Gli ostacoli che violano i diritti umani

L’identità degli aggressori è ancora un mistero irrisolto. Tuttavia, vi sono alcuni sospetti sul movente: il padre di Khatera. Non a caso, quest’ultimo ha sempre mal visto le intenzioni della figlia. Le ha sempre impedito di proseguire quella strada, non considerandola adatta per una donna. A questo quadro, si aggiungono alcune mosse sospette da parte dell’uomo. Sembrerebbe che egli tenesse conto degli spostamenti della ragazza e dei suoi orari. E’ inoltre emerso che l’uomo era solito ad informare altre persone della situazione della figlia. Pare che questi sospetti si siano rivelati esatti, poiché l’uomo è stato arrestato. Adesso Khatera si ritrova coinvolta in una vita che non avrebbe mai pensato diventasse la sua. L’unica persona che l’appoggia è il marito. La madre la ritiene colpevole dell’arresto del padre, dunque ha chiuso i rapporti con la figlia.

Nonostante sembri che siano sempre in aumento le nazioni che promuovono i diritti umani per qualsiasi categoria umana, il processo d’inclusione non può ancora dirsi compiuto. Quando poi parliamo di donne, sembra che alcuni aspetti non vengano affatto presi in considerazione. Quello del lavoro femminile, è ancora oggi un tema discusso e combattuto. Non solo in paesi lontani da noi, ma anche nella nostra stessa realtà. Quante volte si chiede a una donna di scegliere tra famiglia e carriera? Quanto spesso si tende a non includere le persone di genere femminile in alcuni ambiti poiché non le si ritiene adatte? Oppure, potremmo anche porci parecchie domande sul metodo valutativo utilizzato sulle lavoratrici in molteplici luoghi di lavoro. Sono ancora molte le persone che vedono il lavoro come una concessione per le donne, se non un capriccio. Senza invece prendere in considerazione la parola diritto, o dovere.

Tra diritti e libertà

Eppure il femminismo ne ha fatta di strada. Possiamo affermare di vivere in un mondo civilizzato, quando a qualcuno viene impedita la propria realizzazione personale? Ci è consentito affermare che la libertà è un principio proprio di ogni donna? La realtà è che finché un individuo verrà colpito in nome di una giustizia fittizia, non potremo parlare di civiltà o libertà. Quella di Khatera è una storia lontana migliaia di chilometri di noi, ma non siamo comunque esenti da riflessioni.
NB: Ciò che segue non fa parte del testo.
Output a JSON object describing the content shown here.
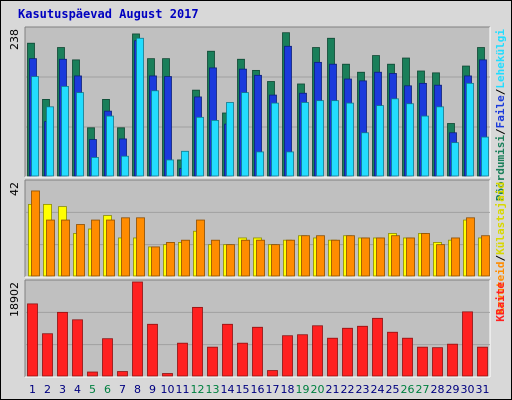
{
  "chart_data": [
    {
      "type": "bar",
      "title": "Kasutuspäevad August 2017",
      "panel": "top",
      "ymax_label": "238",
      "ylim": [
        0,
        238
      ],
      "categories": [
        "1",
        "2",
        "3",
        "4",
        "5",
        "6",
        "7",
        "8",
        "9",
        "10",
        "11",
        "12",
        "13",
        "14",
        "15",
        "16",
        "17",
        "18",
        "19",
        "20",
        "21",
        "22",
        "23",
        "24",
        "25",
        "26",
        "27",
        "28",
        "29",
        "30",
        "31"
      ],
      "series": [
        {
          "name": "Pöördumisi",
          "color": "#1a7f5a",
          "values": [
            215,
            124,
            208,
            188,
            78,
            124,
            78,
            230,
            190,
            190,
            26,
            139,
            202,
            102,
            189,
            171,
            153,
            232,
            149,
            208,
            223,
            181,
            168,
            195,
            181,
            191,
            170,
            167,
            85,
            178,
            208
          ]
        },
        {
          "name": "Faile",
          "color": "#1a3adc",
          "values": [
            190,
            88,
            189,
            162,
            59,
            105,
            60,
            219,
            162,
            161,
            12,
            128,
            175,
            84,
            173,
            163,
            131,
            210,
            134,
            184,
            181,
            157,
            154,
            168,
            166,
            146,
            150,
            147,
            70,
            162,
            188
          ]
        },
        {
          "name": "Lehekülgi",
          "color": "#22ddff",
          "values": [
            161,
            112,
            145,
            135,
            30,
            97,
            32,
            223,
            138,
            26,
            40,
            95,
            90,
            119,
            135,
            39,
            118,
            39,
            119,
            122,
            122,
            118,
            70,
            114,
            125,
            117,
            97,
            112,
            54,
            150,
            63
          ]
        }
      ]
    },
    {
      "type": "bar",
      "panel": "middle",
      "ymax_label": "42",
      "ylim": [
        0,
        42
      ],
      "categories": [
        "1",
        "2",
        "3",
        "4",
        "5",
        "6",
        "7",
        "8",
        "9",
        "10",
        "11",
        "12",
        "13",
        "14",
        "15",
        "16",
        "17",
        "18",
        "19",
        "20",
        "21",
        "22",
        "23",
        "24",
        "25",
        "26",
        "27",
        "28",
        "29",
        "30",
        "31"
      ],
      "series": [
        {
          "name": "Külastajaid",
          "color": "#ffff00",
          "values": [
            32,
            32,
            31,
            19,
            21,
            27,
            17,
            17,
            13,
            14,
            15,
            20,
            14,
            14,
            17,
            17,
            14,
            16,
            18,
            17,
            16,
            18,
            17,
            17,
            19,
            17,
            19,
            15,
            16,
            25,
            17
          ]
        },
        {
          "name": "Arvuteid",
          "color": "#ff8c00",
          "values": [
            38,
            25,
            25,
            23,
            25,
            25,
            26,
            26,
            13,
            15,
            16,
            25,
            16,
            14,
            16,
            16,
            14,
            16,
            18,
            18,
            16,
            18,
            17,
            17,
            18,
            17,
            19,
            14,
            17,
            26,
            18
          ]
        }
      ]
    },
    {
      "type": "bar",
      "panel": "bottom",
      "ymax_label": "18902",
      "ylim": [
        0,
        18902
      ],
      "categories": [
        "1",
        "2",
        "3",
        "4",
        "5",
        "6",
        "7",
        "8",
        "9",
        "10",
        "11",
        "12",
        "13",
        "14",
        "15",
        "16",
        "17",
        "18",
        "19",
        "20",
        "21",
        "22",
        "23",
        "24",
        "25",
        "26",
        "27",
        "28",
        "29",
        "30",
        "31"
      ],
      "series": [
        {
          "name": "KBaite",
          "color": "#ff2020",
          "values": [
            14500,
            8500,
            12800,
            11300,
            800,
            7500,
            900,
            18902,
            10400,
            500,
            6600,
            13800,
            5800,
            10400,
            6600,
            9800,
            1100,
            8100,
            8300,
            10100,
            7600,
            9600,
            10000,
            11600,
            8800,
            7600,
            5800,
            5700,
            6400,
            12900,
            5800
          ]
        }
      ]
    }
  ],
  "x_labels": {
    "weekend_days": [
      "5",
      "6",
      "12",
      "13",
      "19",
      "20",
      "26",
      "27"
    ],
    "weekend_color": "#008040",
    "weekday_color": "#000080"
  },
  "right_legend": {
    "top": [
      {
        "text": "Pöördumisi",
        "color": "#1a7f5a"
      },
      {
        "text": "/",
        "color": "#000000"
      },
      {
        "text": "Faile",
        "color": "#1a3adc"
      },
      {
        "text": "/",
        "color": "#000000"
      },
      {
        "text": "Lehekülgi",
        "color": "#22ddff"
      }
    ],
    "middle": [
      {
        "text": "Arvuteid",
        "color": "#ff8c00"
      },
      {
        "text": "/",
        "color": "#000000"
      },
      {
        "text": "Külastajaid",
        "color": "#d8d800"
      }
    ],
    "bottom": [
      {
        "text": "KBaite",
        "color": "#ff2020"
      }
    ]
  }
}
Una donna è stata colpita perché non ritenuta degna di un’esistenza autonoma, scardinata dall’ombra di qualcun altro. Non è la prima. Qualcuno affermerà che non sarà l’ultima. Dovremmo però combattere tutti all’unisono, per far sì che fatti del genere non si verifichino più. Affinché la violenza non sia più vista come un’arma da propugnare a piacimento, ma come la più bassa e la più grave delle azioni umani mai concepite.